Un ragazzo cubano che risiede negli Stati Uniti ha nuovamente catturato l'attenzione sui social media, dopo aver inviato un messaggio al governante Miguel Díaz-Canel, a seguito di un'esperienza che gli ha ricordato i blackout a Cuba.
La scena è stata condivisa dalla creatrice di contenuti conosciuta su TikTok come @la_perla_de_cuba, madre del minore, che ha raccontato che suo figlio è arrivato negli Stati Uniti traumatizzato per i continui blackout che ha vissuto sull'isola.
Hace alcuni giorni sono andati a fare shopping in un centro commerciale e, durante il loro soggiorno, si è verificato un incidente che ha lasciato diversi negozi al buio per un breve periodo. In quel momento, il bambino ha ricordato i blackout a Cuba e non ha esitato a fare un commento diretto a Díaz-Canel.
In un'altra occasione, uscirono a comprargli un telefono cellulare e ancora una volta ricordarono i loro tempi sull'isola, segnati dalle difficoltà e dai continui blackout. La sua vita è cambiata da quando vive al di fuori di Cuba e lo ha chiarito al governante.
Il bambino guardò la telecamera e disse con fermezza: “Ehi Díaz-Canel, guarda, mi sono comprato un telefono e qui negli Stati Uniti non va via la luce.”
Questo minore era già stato protagonista di un momento virale precedente quando visitò un museo delle cere negli Stati Uniti e si rivolse con parole dure a una statua del presidente Donald Trump, criticando le deportazioni di cubani verso l'isola.
“Asere, non deportare più la gente verso Cuba. Díaz-Canel sta facendo patire la fame alla gente e tu li deporti di nuovo lì. Hanno fatto un grande sforzo per venire e tu li rimandi indietro. Non deportare più i cubani”, ha espresso.
Durante quel video, si sente sua madre incoraggiarlo a raccontare la sua esperienza migratoria. “Da dove sei venuto, papi? Dillo alla gente”, gli chiede. “Sono venuto per il fiume, asere”, risponde il bambino senza esitazione.
Entrambi i video hanno suscitato un'ondata di reazioni sui social media, dove molti utenti applaudono la chiarezza con cui il ragazzo esprime il suo rifiuto del sistema cubano e la sua empatia verso la comunità migrante.
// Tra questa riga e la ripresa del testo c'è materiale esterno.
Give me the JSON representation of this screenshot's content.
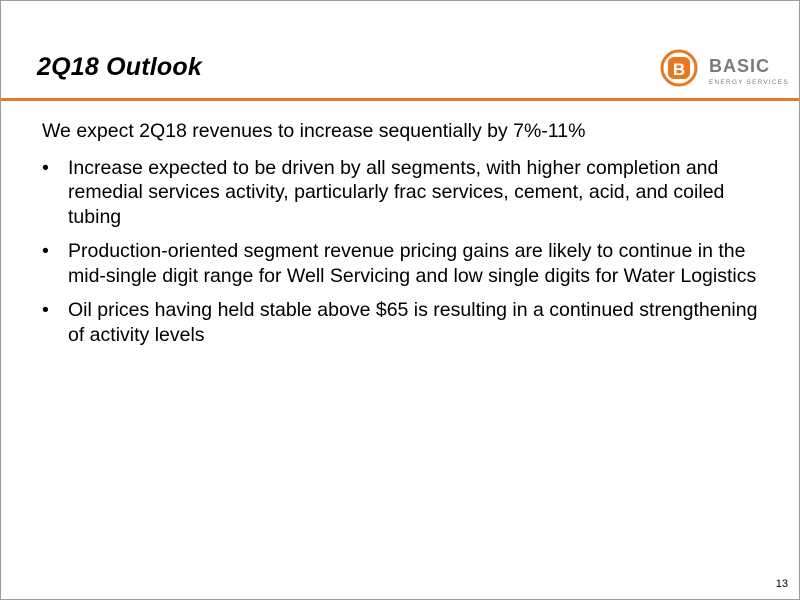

La crisi economica, i blackout e la repressione sono stati fattori chiave nell'esodo di migliaia di cubani che, come questo bambino, cercano una vita migliore al di fuori dell'isola.
Domande frequenti sul messaggio del bambino cubano a Díaz-Canel
Perché il messaggio del bambino cubano a Díaz-Canel è diventato virale?
Il messaggio del bambino cubano è diventato virale perché esprime con chiarezza e coraggio le frustrazioni che molti cubani vivono a causa dei continui blackout sull'isola. Confrontando la sua esperienza negli Stati Uniti, dove non subisce blackout, con la situazione a Cuba, il bambino cattura l'attenzione dei social media, riflettendo la crisi energetica e sociale che colpisce il paese.
In che modo la crisi a Cuba ha influito sulla migrazione dei suoi cittadini?
La crisi economica, i blackout, e la repressione a Cuba sono stati fattori determinanti nell'esodo di migliaia di cubani. Molti cercano condizioni di vita migliori e opportunità al di fuori dell'isola. Questa situazione ha portato a un aumento del numero di cubani che cercano di emigrare in paesi come gli Stati Uniti, affrontando traversate pericolose e sfidando politiche migratorie restrittive.
Qual è stata la reazione sui social media al messaggio del bambino cubano?
Il messaggio del bambino ha generato un'ondata di reazioni sui social media, dove molti utenti applaudono la sua chiarezza e il suo coraggio nell'esprimere il proprio rifiuto nei confronti del sistema cubano. I social sono diventati uno spazio dove si condividono esperienze simili e si denuncia la difficile situazione a Cuba, mostrando supporto al bambino e alla sua famiglia.
Quali altri testimonianze sono emerse sulla situazione a Cuba?
Numerosi testimonianze sono emerse sui social media e nei mezzi di comunicazione riguardo la crisi che affronta Cuba. Queste includono denunce sulla carenza di cibo, medicine e i continui blackout. Inoltre, sono state condivise storie di famiglie divise dalla migrazione e dalla disperazione per la mancanza di un cambiamento positivo nel paese.